What About Native Apps?

Linux doesn’t have native Outlook, and even if it did, I’d probably avoid it. Native apps can have deeper system access, background sync, telemetry collection, and integration hooks that are harder to monitor and control.

The web versions, running in an isolated browser, give Microsoft only what I explicitly allow when the browser is open. No background processes. No system-level integrations. No persistent access beyond the browser session.

It’s not as convenient as a native app, but it’s more contained.

The Honest Assessment

This isn’t ideal. I’d rather not use Microsoft services at all. I’d rather have work email and collaboration tools that respect privacy and don’t require constant Azure authentication.

But that’s not the world I work in. The organization has made its choices, and those choices include Microsoft 365.

So the compromise is containment. Microsoft gets its own browser. It gets access to work-related data. It gets whatever telemetry it collects from the web apps running in Chromium.

But it doesn’t get access to my personal browsing. It doesn’t get to see what I do in LibreWolf. It doesn’t get my personal email, calendar, or files.
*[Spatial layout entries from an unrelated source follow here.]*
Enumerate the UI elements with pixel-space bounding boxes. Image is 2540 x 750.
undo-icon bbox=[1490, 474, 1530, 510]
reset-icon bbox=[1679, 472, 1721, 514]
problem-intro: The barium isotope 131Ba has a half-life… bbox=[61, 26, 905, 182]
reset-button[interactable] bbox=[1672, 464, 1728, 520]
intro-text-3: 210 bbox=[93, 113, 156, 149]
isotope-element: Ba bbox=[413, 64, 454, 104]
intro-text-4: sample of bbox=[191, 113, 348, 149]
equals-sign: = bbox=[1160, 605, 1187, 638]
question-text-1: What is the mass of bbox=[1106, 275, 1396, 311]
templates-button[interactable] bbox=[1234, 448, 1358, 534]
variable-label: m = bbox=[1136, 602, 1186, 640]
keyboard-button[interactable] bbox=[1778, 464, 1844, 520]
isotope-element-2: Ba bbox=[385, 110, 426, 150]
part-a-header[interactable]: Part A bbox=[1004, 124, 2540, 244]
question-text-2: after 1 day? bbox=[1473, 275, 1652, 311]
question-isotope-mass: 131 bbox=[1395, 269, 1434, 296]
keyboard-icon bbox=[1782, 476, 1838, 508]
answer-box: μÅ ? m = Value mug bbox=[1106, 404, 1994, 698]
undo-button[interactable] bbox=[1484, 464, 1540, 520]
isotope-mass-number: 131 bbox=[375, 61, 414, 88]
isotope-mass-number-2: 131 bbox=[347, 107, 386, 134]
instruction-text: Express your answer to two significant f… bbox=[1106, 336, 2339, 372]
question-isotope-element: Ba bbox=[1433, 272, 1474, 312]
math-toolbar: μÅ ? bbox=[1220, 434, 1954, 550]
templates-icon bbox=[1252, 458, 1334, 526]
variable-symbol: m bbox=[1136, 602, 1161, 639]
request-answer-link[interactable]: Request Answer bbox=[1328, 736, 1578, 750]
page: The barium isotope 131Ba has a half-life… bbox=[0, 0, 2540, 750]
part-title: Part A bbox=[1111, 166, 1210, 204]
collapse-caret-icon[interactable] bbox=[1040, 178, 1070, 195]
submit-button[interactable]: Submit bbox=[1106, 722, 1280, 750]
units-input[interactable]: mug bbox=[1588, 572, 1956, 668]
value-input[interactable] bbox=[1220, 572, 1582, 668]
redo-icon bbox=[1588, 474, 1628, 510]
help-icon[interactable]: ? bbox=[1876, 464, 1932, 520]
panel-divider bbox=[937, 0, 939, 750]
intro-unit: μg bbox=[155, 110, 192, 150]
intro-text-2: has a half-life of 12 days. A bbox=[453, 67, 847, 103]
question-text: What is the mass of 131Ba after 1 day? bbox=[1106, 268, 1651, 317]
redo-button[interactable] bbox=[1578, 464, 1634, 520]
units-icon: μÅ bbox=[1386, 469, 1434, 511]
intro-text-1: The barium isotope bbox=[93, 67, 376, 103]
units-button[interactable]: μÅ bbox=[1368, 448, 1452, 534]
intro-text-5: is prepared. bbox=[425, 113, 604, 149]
The work environment stays walled off from everything else.

And that’s as good as it’s going to get for now.

For Others in the Same Situation

If you’re de-Googling (or de-teching in general) but work requires Microsoft, Google Workspace, or other big tech services:

Containment is a valid strategy. You don’t have to accept total defeat just because work mandates certain tools. Isolate them, minimize permissions, and keep them separated from your personal digital life.

Web versions are often better than native apps for privacy and control—even if they’re less convenient.

Dedicated browsers work. Chromium for work, Firefox/LibreWolf for personal. Edge for work if you want tighter Microsoft integration. The separation itself is what matters.

You can’t control what your employer chooses. But you can control how much access those tools have to the rest of your life.